Despite the RBA’s desire for a higher inflation rate, ostensibly to combat recessions, attempts to accelerate inflation through record-low interest rates have failed to date. The RBA’s stated objective is to achieve an inflation rate of between 2% and 3%, “on average, over time.” Australia’s inflation rate had been trending downwards at a modest rate after the GFC but the “coronavirus recession” then crushed it in the June quarter of 2020. Since then, the inflation rate has picked up, initially aided by what economists call “base effects”. The Melbourne Institute’s latest reading of its Inflation Gauge index indicates consumer inflation increased by 0.3% in September. The rise follows a flat result in August and a 0.5% increase in July. On an annual basis, the index rose by 2.7%, accelerating from August’s comparable figure of 2.5%.

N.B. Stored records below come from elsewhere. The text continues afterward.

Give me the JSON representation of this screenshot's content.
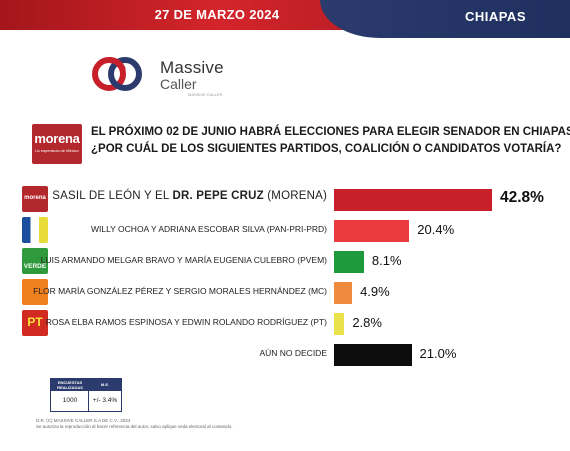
{
  "header": {
    "date": "27 DE MARZO 2024",
    "region": "CHIAPAS",
    "brand_red": "#d3252b",
    "brand_navy": "#2b3b6e"
  },
  "logo": {
    "line1": "Massive",
    "line2": "Caller",
    "tagline": "MASSIVE CALLER"
  },
  "question": {
    "party_logo_text": "morena",
    "party_logo_sub": "La esperanza de México",
    "line1": "EL PRÓXIMO 02 DE JUNIO HABRÁ ELECCIONES PARA ELEGIR SENADOR EN CHIAPAS",
    "line2": "¿POR CUÁL DE LOS SIGUIENTES PARTIDOS, COALICIÓN O CANDIDATOS VOTARÍA?"
  },
  "chart_data": {
    "type": "bar",
    "orientation": "horizontal",
    "value_unit": "%",
    "categories": [
      "SASIL DE LEÓN Y EL DR. PEPE CRUZ (MORENA)",
      "WILLY OCHOA Y ADRIANA ESCOBAR SILVA (PAN-PRI-PRD)",
      "LUIS ARMANDO MELGAR BRAVO Y MARÍA EUGENIA CULEBRO (PVEM)",
      "FLOR MARÍA GONZÁLEZ PÉREZ Y SERGIO MORALES HERNÁNDEZ (MC)",
      "ROSA ELBA RAMOS ESPINOSA Y EDWIN ROLANDO RODRÍGUEZ (PT)",
      "AÚN NO DECIDE"
    ],
    "values": [
      42.8,
      20.4,
      8.1,
      4.9,
      2.8,
      21.0
    ],
    "labels": [
      "42.8%",
      "20.4%",
      "8.1%",
      "4.9%",
      "2.8%",
      "21.0%"
    ],
    "colors": [
      "#c8202a",
      "#ea3b3f",
      "#1e9a3c",
      "#f08a3c",
      "#e9e24a",
      "#0d0d0d"
    ],
    "lead_label_parts": [
      "SASIL DE LEÓN Y EL ",
      "DR. PEPE CRUZ",
      " (MORENA)"
    ],
    "party_logos": [
      {
        "icon": "morena-logo",
        "text": "morena"
      },
      {
        "icon": "pan-pri-prd-logo",
        "text": ""
      },
      {
        "icon": "pvem-logo",
        "text": "VERDE"
      },
      {
        "icon": "mc-logo",
        "text": ""
      },
      {
        "icon": "pt-logo",
        "text": "PT"
      },
      {
        "icon": "",
        "text": ""
      }
    ],
    "xlim": [
      0,
      42.8
    ],
    "grid": false,
    "legend": "none"
  },
  "footer": {
    "col1_header": "ENCUESTAS REALIZADAS",
    "col2_header": "M.E.",
    "col1_value": "1000",
    "col2_value": "+/- 3.4%",
    "note1": "D.R. (C) MASSIVE CALLER S.A DE C.V., 2024",
    "note2": "Se autoriza la reproducción al hacer referencia del autor, salvo aplique veda electoral al contenido."
  }
}
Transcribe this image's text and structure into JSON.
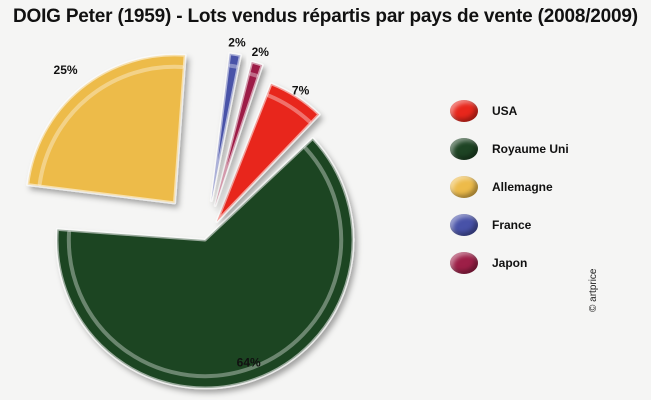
{
  "chart_data": {
    "type": "pie",
    "title": "DOIG Peter (1959) - Lots vendus répartis par pays de vente (2008/2009)",
    "legend_position": "right",
    "slices": [
      {
        "name": "USA",
        "value": 7,
        "label": "7%",
        "color": "#e8271c"
      },
      {
        "name": "Royaume Uni",
        "value": 64,
        "label": "64%",
        "color": "#1e4424"
      },
      {
        "name": "Allemagne",
        "value": 25,
        "label": "25%",
        "color": "#edbb4a"
      },
      {
        "name": "France",
        "value": 2,
        "label": "2%",
        "color": "#4852a8"
      },
      {
        "name": "Japon",
        "value": 2,
        "label": "2%",
        "color": "#9d1f47"
      }
    ]
  },
  "credit": "© artprice"
}
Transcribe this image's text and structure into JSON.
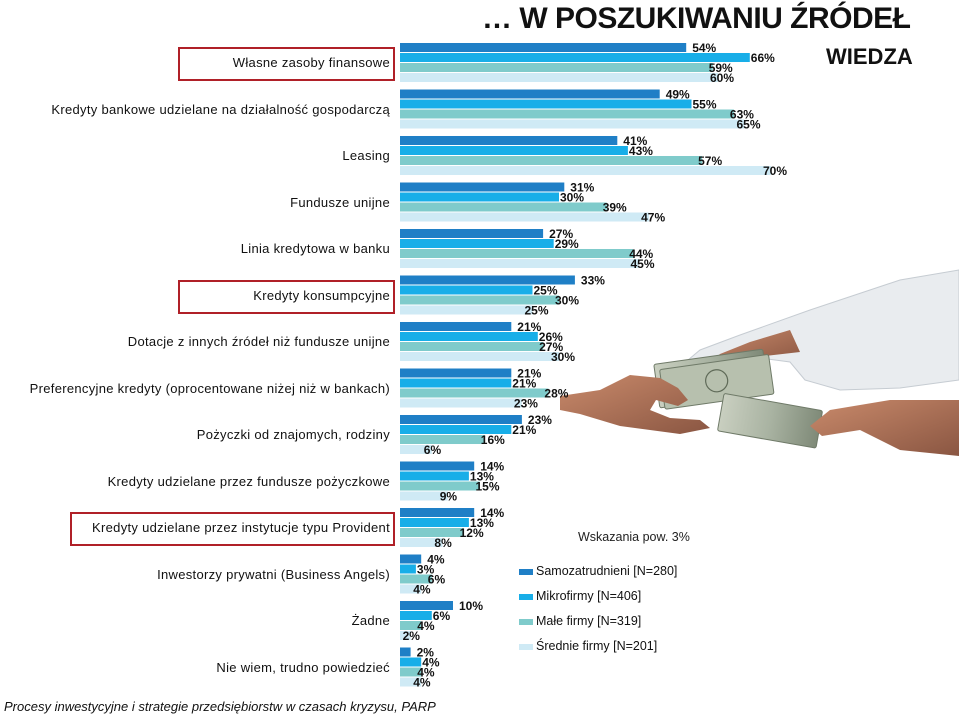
{
  "header": {
    "title": "… W POSZUKIWANIU ŹRÓDEŁ",
    "section": "WIEDZA"
  },
  "colors": {
    "highlight_box": "#b02028"
  },
  "chart_data": {
    "type": "bar",
    "orientation": "horizontal",
    "categories": [
      "Własne zasoby finansowe",
      "Kredyty bankowe udzielane na działalność gospodarczą",
      "Leasing",
      "Fundusze unijne",
      "Linia kredytowa w banku",
      "Kredyty konsumpcyjne",
      "Dotacje z innych źródeł niż fundusze unijne",
      "Preferencyjne kredyty (oprocentowane niżej niż w bankach)",
      "Pożyczki od znajomych, rodziny",
      "Kredyty udzielane przez fundusze pożyczkowe",
      "Kredyty udzielane przez instytucje typu Provident",
      "Inwestorzy prywatni (Business Angels)",
      "Żadne",
      "Nie wiem, trudno powiedzieć"
    ],
    "highlighted_categories": [
      0,
      5,
      10
    ],
    "series": [
      {
        "name": "Samozatrudnieni [N=280]",
        "color": "#1f7fc6",
        "values": [
          54,
          49,
          41,
          31,
          27,
          33,
          21,
          21,
          23,
          14,
          14,
          4,
          10,
          2
        ]
      },
      {
        "name": "Mikrofirmy [N=406]",
        "color": "#18aee8",
        "values": [
          66,
          55,
          43,
          30,
          29,
          25,
          26,
          21,
          21,
          13,
          13,
          3,
          6,
          4
        ]
      },
      {
        "name": "Małe firmy [N=319]",
        "color": "#7fcbcb",
        "values": [
          59,
          63,
          57,
          39,
          44,
          30,
          27,
          28,
          16,
          15,
          12,
          6,
          4,
          4
        ]
      },
      {
        "name": "Średnie firmy [N=201]",
        "color": "#cfeaf5",
        "values": [
          60,
          65,
          70,
          47,
          45,
          25,
          30,
          23,
          6,
          9,
          8,
          4,
          2,
          4
        ]
      }
    ],
    "value_suffix": "%",
    "note": "Wskazania pow. 3%",
    "legend_position": "bottom-right"
  },
  "footer": {
    "source": "Procesy inwestycyjne i strategie przedsiębiorstw w czasach kryzysu, PARP"
  }
}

Commonwealth Government bond yields were little changed on the day. By the close of business, the 3-year ACGB yield had inched up 1bp to 0.51%, the 10-year yield had returned to its starting point at 1.52% while the 20-year yield had slipped 1bp to 2.14%.
The Melbourne Institute’s Inflation Gauge is an attempt to replicate the ABS consumer price index (CPI) on a monthly basis. It has turned out to be a reliable leading indicator of the CPI, although there are periods in which the Inflation Gauge and the CPI have diverged for as long as twelve months. On average, the Inflation Gauge’s annual rate tends to overestimate the ABS headline rate by around 0.1% on average.
Given the Inflation Gauge’s tendency to overestimate, the latest figures imply an official CPI reading of 0.3% (seasonally adjusted) for the September quarter or 2.6% in annual terms. However, it is worth noting the annual CPI rate to the end of March 2019 was 1.3% when the Inflation Gauge had implied a 2.0% annual rate.